Czy mogę powiedzieć coś złego o B24? Cóż, ma dwie potworne wady. Kosztuje i sprawia, że wpisujesz absolutne głupoty w monitorowane frazy – dla frajdy i ciekawości. Ot, na przykład fraza “wypas owiec” pojawia się u fotografów, w hodowlach psów, a nawet… w Kancelarii Sejmu RP.

Kolejną ważną sprawą jest fakt, że B24 to nie tylko narzędzie, to potężna baza wiedzy i cały asortyment webinariów pokazujących możliwości systemu i podpowiadających, jak “robić internety”. A w tym wszystkim istnieje możliwość zadawania pytań specjalistom w ramach programu Expert Hub.

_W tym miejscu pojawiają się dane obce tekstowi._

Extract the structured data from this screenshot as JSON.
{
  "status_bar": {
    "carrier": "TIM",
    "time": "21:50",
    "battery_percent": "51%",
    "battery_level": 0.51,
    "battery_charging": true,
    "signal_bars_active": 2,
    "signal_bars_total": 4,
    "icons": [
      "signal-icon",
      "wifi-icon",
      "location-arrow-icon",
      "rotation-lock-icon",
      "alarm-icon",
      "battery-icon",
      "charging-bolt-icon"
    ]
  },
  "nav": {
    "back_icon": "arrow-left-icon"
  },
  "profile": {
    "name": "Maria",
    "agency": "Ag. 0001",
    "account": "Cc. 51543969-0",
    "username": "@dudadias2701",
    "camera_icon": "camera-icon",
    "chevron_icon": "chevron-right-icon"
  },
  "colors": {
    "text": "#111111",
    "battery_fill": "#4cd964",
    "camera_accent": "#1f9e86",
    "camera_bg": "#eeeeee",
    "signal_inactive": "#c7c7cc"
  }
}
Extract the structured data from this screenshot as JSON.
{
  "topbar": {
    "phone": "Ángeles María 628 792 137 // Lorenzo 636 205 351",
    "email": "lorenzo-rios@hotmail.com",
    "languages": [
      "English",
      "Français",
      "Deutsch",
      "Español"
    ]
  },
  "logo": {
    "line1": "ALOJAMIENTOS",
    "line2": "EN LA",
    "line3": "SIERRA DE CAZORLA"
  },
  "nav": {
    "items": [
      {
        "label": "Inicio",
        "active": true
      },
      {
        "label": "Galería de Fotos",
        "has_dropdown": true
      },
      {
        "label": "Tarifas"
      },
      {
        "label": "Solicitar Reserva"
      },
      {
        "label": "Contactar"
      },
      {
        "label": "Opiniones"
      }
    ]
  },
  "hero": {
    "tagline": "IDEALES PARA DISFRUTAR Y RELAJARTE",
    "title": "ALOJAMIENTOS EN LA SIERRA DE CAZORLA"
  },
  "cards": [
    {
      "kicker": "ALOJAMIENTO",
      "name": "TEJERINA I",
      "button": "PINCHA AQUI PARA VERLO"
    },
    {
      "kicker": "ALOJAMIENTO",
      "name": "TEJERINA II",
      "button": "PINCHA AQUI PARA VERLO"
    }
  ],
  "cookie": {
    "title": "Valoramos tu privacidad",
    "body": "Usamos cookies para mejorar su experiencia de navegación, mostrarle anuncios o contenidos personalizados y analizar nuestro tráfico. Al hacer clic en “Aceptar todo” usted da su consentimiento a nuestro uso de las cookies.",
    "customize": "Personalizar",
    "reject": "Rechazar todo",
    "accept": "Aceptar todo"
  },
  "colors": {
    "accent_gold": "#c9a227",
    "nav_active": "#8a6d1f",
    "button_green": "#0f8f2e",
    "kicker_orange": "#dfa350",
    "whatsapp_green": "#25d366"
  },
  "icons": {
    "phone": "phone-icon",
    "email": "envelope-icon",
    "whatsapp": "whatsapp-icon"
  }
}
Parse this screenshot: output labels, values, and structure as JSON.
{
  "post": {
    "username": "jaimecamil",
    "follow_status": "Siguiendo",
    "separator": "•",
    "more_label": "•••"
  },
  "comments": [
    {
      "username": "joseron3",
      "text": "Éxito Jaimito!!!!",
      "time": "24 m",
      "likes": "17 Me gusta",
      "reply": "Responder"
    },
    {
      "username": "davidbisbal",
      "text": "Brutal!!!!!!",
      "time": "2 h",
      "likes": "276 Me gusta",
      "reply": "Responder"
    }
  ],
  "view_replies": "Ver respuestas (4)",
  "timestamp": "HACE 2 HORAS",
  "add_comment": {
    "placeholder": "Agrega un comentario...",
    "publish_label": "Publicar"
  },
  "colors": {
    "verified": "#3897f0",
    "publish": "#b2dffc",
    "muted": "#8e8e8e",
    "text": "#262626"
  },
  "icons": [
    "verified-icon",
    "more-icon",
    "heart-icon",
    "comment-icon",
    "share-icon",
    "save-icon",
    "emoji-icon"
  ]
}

Na pewno nie jest to narzędzie dla każdego fotografa. Z pewnością pomaga budować wizerunek, rozpoznawalność, reagować na problemy, nawet szukać potencjalnych klientów. Jeśli wątpisz w jego działanie, to pamiętaj, że masz czternaście dni bezpłatnego okresu próbnego – przekonaj się sam, co się stanie.